I was under the impression that foldright starts from the end of a list and works backwards (this is how I imagined what right-associative means). So I am confused that the following works for infinite lists.
I have a function find:
find :: (a -> Bool) -> List a -> Optional a
find p = foldRight (\c a -> if p c then Full c else a) Empty
Note that the following work:
>> find (const True) infinity
Full 0
I did do some searching and found this post: How do you know when to use fold-left and when to use fold-right?
Unfortunately, the accepted answer is not particularly helpful because the example for right-associative operations is:
A x (B x (C x D))
Which still means it needs to execute the right-most thing first.
I was wondering if anyone can clear this up for me, thanks.

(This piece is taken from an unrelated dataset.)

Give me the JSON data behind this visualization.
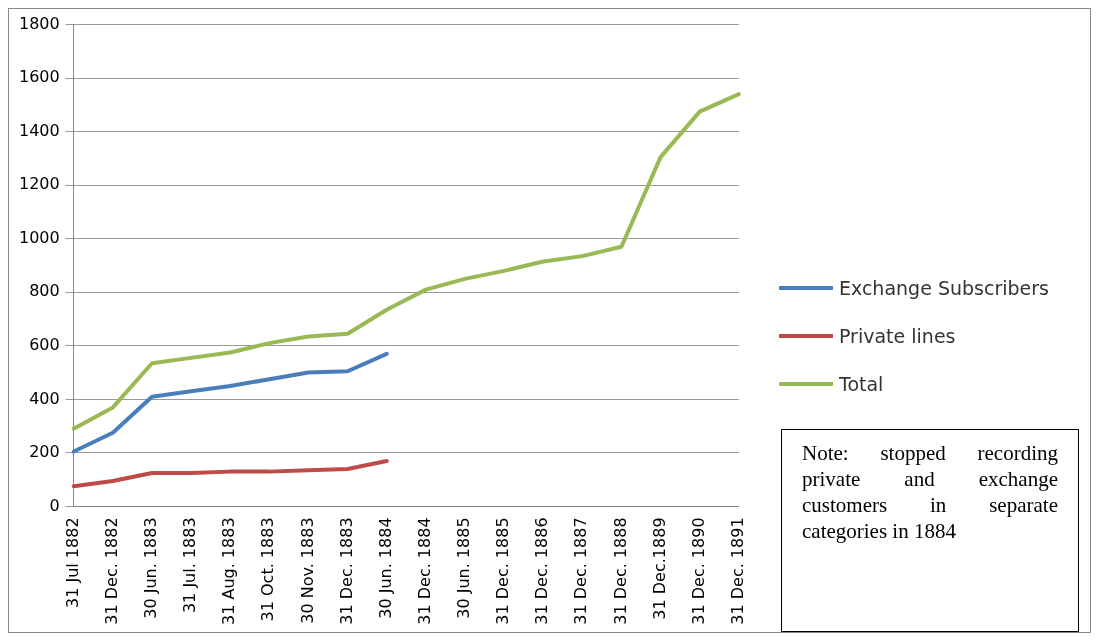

Let's start with a function:
>>> let check x y = if x > 10 then x else y
>>> check 100 5
100
>>> check 0 5
5
check takes two arguments, but might not use its second argument. Since haskell is lazy, this means that the second argument may never be evaluated:
>>> check 20 (error "fire the missles!")
20
This laziness lets us skip a possibly infinite amount of work:
>>> check 30 (sum [1..])
30
Now let's step through foldr check 0 [0..] using equational reasoning:
foldr check 0 [0..]
= check 0 (foldr check 0 [1..]) -- by def'n of foldr
= foldr check 0 [1..] -- by def'n of check
= check 1 (foldr check 0 [2..]) -- by def'n of foldr
= foldr check 0 [2..] -- by def'n of check
-- ...
= foldr check 0 [10..]
= check 10 (foldr check 0 [11..]) -- by def'n of foldr
= foldr check 0 [11..] -- by def'n of check
= check 11 (foldr check 0 [12..]) -- by def'n of foldr
= 11 -- by def'n of check
Note how laziness forces us to evaluate from the top-down, seeing how (and if) the outer-most function call uses its arguments, rather than from the bottom-up (evaluating all arguments before passing them to a function), as strict languages do.